The United Kingdom's Prime Minister, Teresa May, was just handed a historic defeat on her Brexit plans in the House of Commons, the U.K.'s lower House of Parliament.
Lawmakers in the U.K. voted by 432 to 202 to reject the proposed "Withdrawal Agreement" - currently the only deal that European Union leaders have signed off on that would allow Britain to exit the economic bloc in March of this year.
Britain began the process of exiting from the European Union in 2016 after residents voted to invoke Article 50 of the Treaty on European Union. The UK is due to leave the EU in late March, unless an extension is negotiated.
The president of the European Commission Jean-Claude Junchker wrote on Twitter that he regrets the outcome of Britain's Brexit vote, warning that time "is almost up" for the country to make a decision.
Immediately following May's historic defeat, May said the government would permit a vote of no confidence. Labour leader Jeremy Corbyn confirmed that he had tabled a no confidence vote, which will be heard on Wednesday. If MPs back the no confidence measure, the government or anyone who can command a majority, get an additional two weeks for a further confidence vote.
If the majority doesn't win, a general election will be called.
"We need to confirm whether the government enjoys the confidence of the house. I believe that it does but given the scale and importance of tonight’s result it is right that others have the right to test that question if they wish to do so," May said.

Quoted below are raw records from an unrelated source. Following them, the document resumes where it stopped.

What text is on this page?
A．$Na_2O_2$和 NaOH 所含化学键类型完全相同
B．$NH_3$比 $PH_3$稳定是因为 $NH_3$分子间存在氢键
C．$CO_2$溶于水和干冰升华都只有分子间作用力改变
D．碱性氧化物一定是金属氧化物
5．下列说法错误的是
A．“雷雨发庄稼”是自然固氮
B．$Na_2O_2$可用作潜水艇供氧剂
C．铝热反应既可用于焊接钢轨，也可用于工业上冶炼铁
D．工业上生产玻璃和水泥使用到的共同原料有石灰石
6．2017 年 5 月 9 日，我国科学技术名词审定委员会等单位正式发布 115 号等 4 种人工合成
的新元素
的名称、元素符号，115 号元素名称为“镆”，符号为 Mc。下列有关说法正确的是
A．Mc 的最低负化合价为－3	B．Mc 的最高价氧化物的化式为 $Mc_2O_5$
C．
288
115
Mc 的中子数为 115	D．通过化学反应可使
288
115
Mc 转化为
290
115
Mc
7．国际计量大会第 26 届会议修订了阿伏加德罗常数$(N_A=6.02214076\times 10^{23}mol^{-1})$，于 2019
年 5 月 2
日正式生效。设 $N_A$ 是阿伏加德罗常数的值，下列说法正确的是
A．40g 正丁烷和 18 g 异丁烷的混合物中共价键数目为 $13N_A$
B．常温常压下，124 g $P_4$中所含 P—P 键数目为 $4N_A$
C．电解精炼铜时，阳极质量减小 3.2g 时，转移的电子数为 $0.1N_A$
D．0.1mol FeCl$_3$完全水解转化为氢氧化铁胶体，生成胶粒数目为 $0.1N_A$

May's Brexit deal was a tough sell for both sides of the aisle in Parliament with some MPs seeing it as a sell-out to the ideals of Brexit, while keeping many of the EU's rules. Other MPs argued the Brexit deal would have reduced their country's ease of trade with the world, repel global talent, and increase the cost of living.
The European Union is a political and economic union of 28 states in Europe that has been seen as a stabilizing force on the continent for the last thirty years. The internal single market has allowed member states to standardize laws and make it easier for citizens to move through those countries. A monetary union was established in 1999 with 19 EU member states using the Euro as their primary form of currency as of 2019.